Firstly after you have peeled the factory graphics off, the grip comes with it and saves alot of sanding, but you will need to run a new blade, stanley knife is fine around the foot pads as the stick on graphics will be under there too and you don't want to peel your pads off as you can just tap them up while painting.
Next you will have to sand what non-skid is left off, you can use 320 or 400 sand paper.
If your board needs repairs, now is the time.
Now paint the repairs white (prepair with 400 sand paper) or what ever the base colour of the board is, or you can change the colour at this point if you like, i always use white as a base, one tip here is to use a 2K paint for anything thats not going to be under the no-skid, ie bottom and rails, if you are fully respraying the board paint it all in 2K, if you are just touching up the white under the non-skid just use Acrlic car paint.
Now the fun part,(after you have sanded the whole deck with 400 to 600 sand paper) work out your design, i love the old flame job, tape up what you want and spray with Acrylic Auto paint (Don't use enamel paint, it's the worst paint in the world, and will give you heaps of troubles down the track) i use an airbrush or small touch up gun to do a larger area then detail with my airbrush, don't worry about going onto the rails with your design i'll explain why in a minute.
Once you have finished your design, unmask it to see if it needs something else, shadows or what ever, even sign it if the design looks good.

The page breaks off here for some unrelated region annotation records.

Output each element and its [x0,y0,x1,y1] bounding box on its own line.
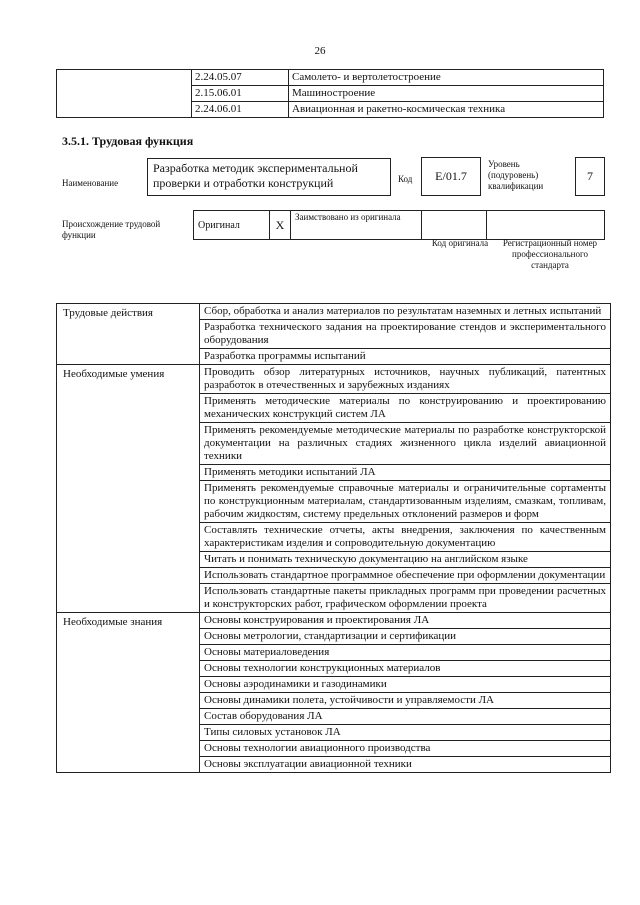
list-item: Основы материаловедения [200,645,611,661]
list-item: Основы конструирования и проектирования ЛА [200,613,611,629]
function-name-box [147,158,391,196]
list-item: Использовать стандартное программное обеспечение при оформлении документации [200,568,611,584]
table-row [194,211,605,240]
list-item: Основы технологии конструкционных материалов [200,661,611,677]
list-item: Разработка программы испытаний [200,349,611,365]
level-label: Уровень (подуровень) квалификации [488,159,544,191]
list-item: Основы технологии авиационного производства [200,741,611,757]
table-row [57,613,611,629]
specialty-name: Авиационная и ракетно-космическая техника [289,102,604,118]
reg-number-label: Регистрационный номер профессионального стандарта [502,238,598,270]
origin-code-label: Код оригинала [431,238,489,248]
level-value: 7 [587,169,593,183]
list-item: Основы аэродинамики и газодинамики [200,677,611,693]
specialties-table [56,69,604,118]
list-item: Основы эксплуатации авиационной техники [200,757,611,773]
specialty-code: 2.24.05.07 [192,70,289,86]
specialty-name: Машиностроение [289,86,604,102]
list-item: Сбор, обработка и анализ материалов по результатам наземных и летных испытаний [200,304,611,320]
specialty-name: Самолето- и вертолетостроение [289,70,604,86]
borrowed-label: Заимствовано из оригинала [291,211,422,240]
list-item: Применять рекомендуемые методические материалы по разработке конструкторской документации на различных стадиях жизненного цикла изделий авиационной техники [200,423,611,465]
original-mark: X [270,211,291,240]
group-label: Необходимые умения [57,365,200,613]
origin-label: Происхождение трудовой функции [62,219,161,240]
list-item: Использовать стандартные пакеты прикладных программ при проведении расчетных и конструкторских работ, графическом оформлении проекта [200,584,611,613]
name-label: Наименование [62,178,119,188]
origin-table [193,210,605,240]
list-item: Проводить обзор литературных источников, научных публикаций, патентных разработок в отечественных и зарубежных изданиях [200,365,611,394]
list-item: Читать и понимать техническую документацию на английском языке [200,552,611,568]
section-title: 3.5.1. Трудовая функция [62,134,194,148]
list-item: Состав оборудования ЛА [200,709,611,725]
group-label: Трудовые действия [57,304,200,365]
list-item: Основы динамики полета, устойчивости и управляемости ЛА [200,693,611,709]
list-item: Типы силовых установок ЛА [200,725,611,741]
list-item: Применять рекомендуемые справочные материалы и ограничительные сортаменты по конструкционным материалам, стандартизованным изделиям, смазкам, топливам, рабочим жидкостям, систему предельных отклонений размеров и форм [200,481,611,523]
table-row [57,70,604,86]
list-item: Составлять технические отчеты, акты внедрения, заключения по качественным характеристикам изделия и сопроводительную документацию [200,523,611,552]
group-label: Необходимые знания [57,613,200,773]
original-label: Оригинал [194,211,270,240]
function-details-table [56,303,611,773]
specialty-code: 2.15.06.01 [192,86,289,102]
code-label: Код [398,174,413,184]
origin-code-cell [422,211,487,240]
list-item: Основы метрологии, стандартизации и сертификации [200,629,611,645]
specialty-code: 2.24.06.01 [192,102,289,118]
code-box [421,157,481,196]
level-box [575,157,605,196]
list-item: Разработка технического задания на проектирование стендов и экспериментального оборудования [200,320,611,349]
list-item: Применять методики испытаний ЛА [200,465,611,481]
table-row [57,365,611,394]
empty-cell [57,70,192,118]
reg-number-cell [487,211,605,240]
page-number: 26 [314,45,326,57]
list-item: Применять методические материалы по конструированию и проектированию механических конструкций систем ЛА [200,394,611,423]
table-row [57,304,611,320]
function-name: Разработка методик экспериментальной проверки и отработки конструкций [153,161,358,190]
code-value: E/01.7 [435,169,467,183]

This step is important, use only 2K clear coat, spray the deck of the board with 2 good coats of clear right around the rails, i prefer not to mask off the bottom of the board and let the spray get some of it, just making sure the rails are done, this is where your graphics on the rails will get a protective coat.

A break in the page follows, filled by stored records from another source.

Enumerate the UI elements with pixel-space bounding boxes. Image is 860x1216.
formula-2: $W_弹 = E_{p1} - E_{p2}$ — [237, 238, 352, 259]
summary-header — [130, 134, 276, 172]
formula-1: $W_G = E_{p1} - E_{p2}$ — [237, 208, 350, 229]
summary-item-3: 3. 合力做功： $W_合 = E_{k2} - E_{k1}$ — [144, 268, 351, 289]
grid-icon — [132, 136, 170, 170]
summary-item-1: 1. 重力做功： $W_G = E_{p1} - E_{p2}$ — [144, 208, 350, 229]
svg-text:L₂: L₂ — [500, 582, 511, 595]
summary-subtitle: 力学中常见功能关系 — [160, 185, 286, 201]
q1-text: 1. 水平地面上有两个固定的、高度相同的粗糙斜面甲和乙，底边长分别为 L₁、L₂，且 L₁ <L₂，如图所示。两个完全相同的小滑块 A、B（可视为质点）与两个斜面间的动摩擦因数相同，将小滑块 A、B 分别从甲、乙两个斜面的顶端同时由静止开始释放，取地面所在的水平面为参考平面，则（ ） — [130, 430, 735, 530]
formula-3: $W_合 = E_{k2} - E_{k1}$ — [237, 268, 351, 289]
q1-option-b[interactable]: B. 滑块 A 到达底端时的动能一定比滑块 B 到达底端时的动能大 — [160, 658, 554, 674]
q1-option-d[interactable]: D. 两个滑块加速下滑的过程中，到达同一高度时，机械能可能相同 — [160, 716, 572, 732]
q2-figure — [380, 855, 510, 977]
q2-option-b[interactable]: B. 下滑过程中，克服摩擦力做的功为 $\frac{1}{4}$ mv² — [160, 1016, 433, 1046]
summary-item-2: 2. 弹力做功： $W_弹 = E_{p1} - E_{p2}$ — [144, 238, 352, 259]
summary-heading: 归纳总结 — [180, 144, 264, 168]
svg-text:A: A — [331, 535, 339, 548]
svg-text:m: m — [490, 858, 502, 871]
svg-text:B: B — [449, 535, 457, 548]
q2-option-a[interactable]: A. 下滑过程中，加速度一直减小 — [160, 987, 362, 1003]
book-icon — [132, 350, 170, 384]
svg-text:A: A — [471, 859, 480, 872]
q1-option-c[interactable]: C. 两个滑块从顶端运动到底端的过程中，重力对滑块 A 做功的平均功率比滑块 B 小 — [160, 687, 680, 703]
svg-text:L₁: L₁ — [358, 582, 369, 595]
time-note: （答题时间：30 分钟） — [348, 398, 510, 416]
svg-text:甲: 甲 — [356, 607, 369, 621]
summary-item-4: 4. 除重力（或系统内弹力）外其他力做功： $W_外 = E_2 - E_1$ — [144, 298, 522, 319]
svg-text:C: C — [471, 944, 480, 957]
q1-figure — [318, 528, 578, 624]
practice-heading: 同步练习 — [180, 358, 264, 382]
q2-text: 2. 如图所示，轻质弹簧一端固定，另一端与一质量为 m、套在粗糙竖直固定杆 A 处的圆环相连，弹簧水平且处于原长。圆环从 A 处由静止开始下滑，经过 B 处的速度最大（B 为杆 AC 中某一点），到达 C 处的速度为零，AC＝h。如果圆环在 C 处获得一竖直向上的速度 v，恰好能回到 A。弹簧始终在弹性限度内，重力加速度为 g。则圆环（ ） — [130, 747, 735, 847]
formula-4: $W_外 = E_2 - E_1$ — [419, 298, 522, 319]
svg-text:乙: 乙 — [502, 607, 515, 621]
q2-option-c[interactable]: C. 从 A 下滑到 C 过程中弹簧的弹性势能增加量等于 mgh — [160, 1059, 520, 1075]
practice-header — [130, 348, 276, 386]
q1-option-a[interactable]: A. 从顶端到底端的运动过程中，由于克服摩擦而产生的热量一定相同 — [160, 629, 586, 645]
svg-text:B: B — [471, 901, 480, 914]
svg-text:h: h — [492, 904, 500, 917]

Once your clear coat has dried you can mask up the outline of the non skid, covering the rails with paper.
Next is applying the non-skid, use the same clear coat as before, and the best grip to use is Deck Dust, i use the stuff made by fiberglass hawaii, you may be able to buy some of a custom board builder, if you can it's well worth the effort.
Applying the non-skid, there are 2 ways of doing this, 1 is to mix it with the clear and spray it onto the board, this requires a gravity feed spary gun with at least a 2mm nossel, and you have to aggitate it as you go to stop the gun clogging, or the other way is easier, spray a good coat of clear onto your board and sprinkle the non-skid onto the wet clear, you can use an old milo tin with fly screen stretch over the top to get it even, like an oversizes salt shaker or i just kinda throw it in the air over the board so it goes on even.
unmask the board and you have factory like grip that is see through, it goes clearer once wet.
Last step, flip the board over,(once the paint on top has fully dried of cause) grab some wet and dry sand paper 600 works well and wet sand the bottom to remove any overspray that made its way onto the bottom, don't worry about sanding too much off, the sanded through look is all the go these days, and only sand along the board not across it. The reason i don't mask the bottom off is to eliminate a paint edge on the rails.
No take some photo's and get on the water..
if you would like to see some finished ones have a look at my profile i have a few photo's of different boards i've done..
Cheers P.C
Thanks P.C_simpson. I'll give it a go.
Only re-spraying top of board. Will post a photo if I don't f**k it up too much.